Dr John Gottman, the well known author and therapist, is widely acclaimed for his work on marital stability and divorce prediction. Gottman is certain that he knows exactly what causes a marriage to fail, and he uses an unusual symbol in his analysis of the communication styles that he says often precede divorce – the four horsemen of the apocalypse.
Commonly interpreted by theologians to be conquest, war, hunger, and death, Gottman’s horsemen are instead criticism, contempt, defensiveness and stonewalling. These four styles of communication, says Gottman, spell an apocalyptic end to your marriage!
Criticism, Gottman’s first horseman, is different than expressing a complaint or critiquing something in a positive way, he says. Instead, criticism refers to a direct attack on your partner, which is completely different. For example:
- Complaint: I was so worried about you when you didn’t call home like you said you would! Please don’t do that again, it’s very stressful for me.
- Criticism: You told me you’d call and you didn’t! You’re irresponsible and selfish. You never think about the consequences of your actions.
Contempt, the second horseman, means treating your partner in a way that disrespects, belittles, and demeans them. Mocking someone, openly disregarding their opinions, or displaying ridicule for what they have said or done are all examples. Gottman says this behavior is cruel, and undermines your spouse’s worth as a person. For example:
- Contempt: Oh your life is so hard, isn’t it? I slave all day here doing dishes and laundry and running around after the kids, and all you do is come home and collapse on the couch in front of the TV. Poor you, somebody should give you a medal.
- The non-contemptuous alternative: I’m sorry you had a hard day. I had a rough day too and I’m feeling a bit emotionally stretched right now. Let’s talk about it later when we’re both more relaxed.
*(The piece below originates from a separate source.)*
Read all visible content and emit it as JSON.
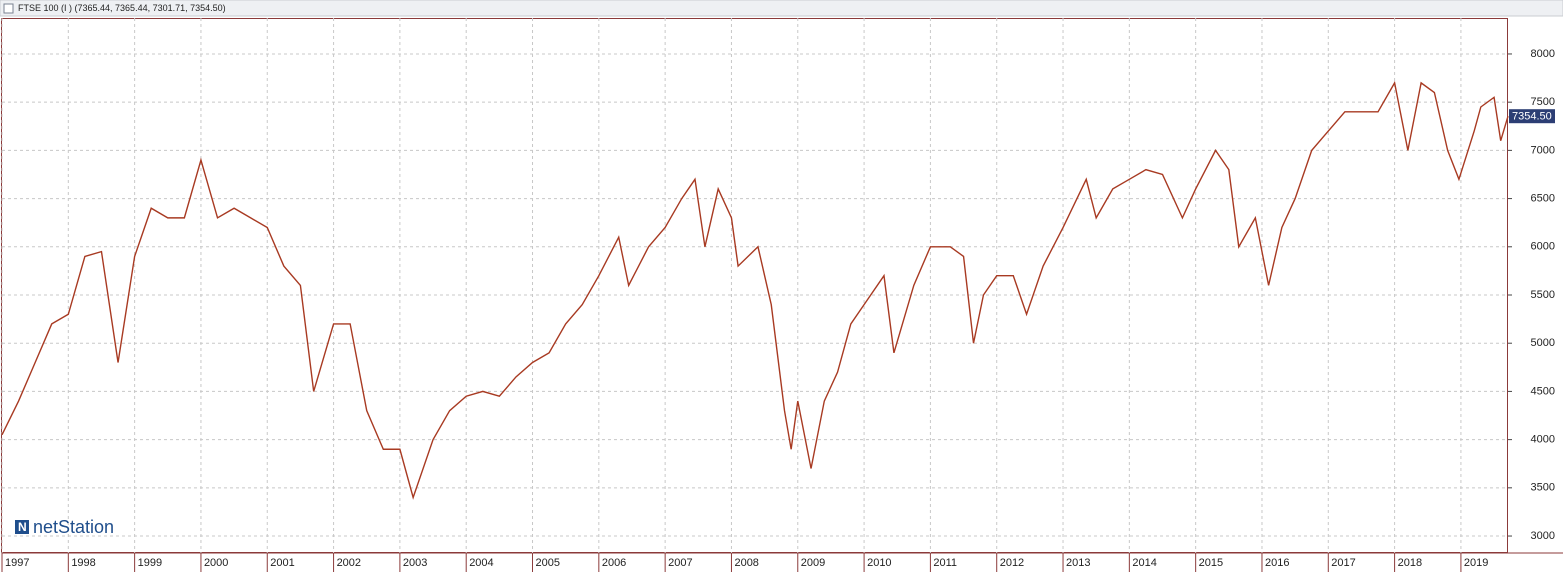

Defensiveness, the third horseman, Gottman describes as being more commonplace in relationships, especially struggling ones. But when it becomes the predominant method of communication, and we start blaming our partners for our own shortcomings and lashing out when we feel accused, it can destroy a relationship. For example:
- Defensiveness: No, I didn’t stop at the store on the way home, I shouldn’t have to! I’m already overloaded with other commitments and you know that! You should’ve taken care of it yourself!
- The non-defensive alternative: Oh sorry! I completely forgot about that. I’ve been feeling overwhelmed lately with all this extra work and I should have told you I wouldn’t have time.
Stonewalling, the last and final horseman, is when one partner shuts the other one out in an effort to put off dealing with difficult issues. Tuning out, refusing to respond when confronted, and acting as if you don’t have time to address an issue is stonewalling. According to Gottman, it’s very dangerous for a relationship, and can often mean it’s undoing.
But, as Gottman explains, identifying these behaviors in your marriage is the first step toward making positive changes. So don’t give up hope. With time and dedication, all bad habits can be turned around and your marriage could be salvaged before it ends in divorce.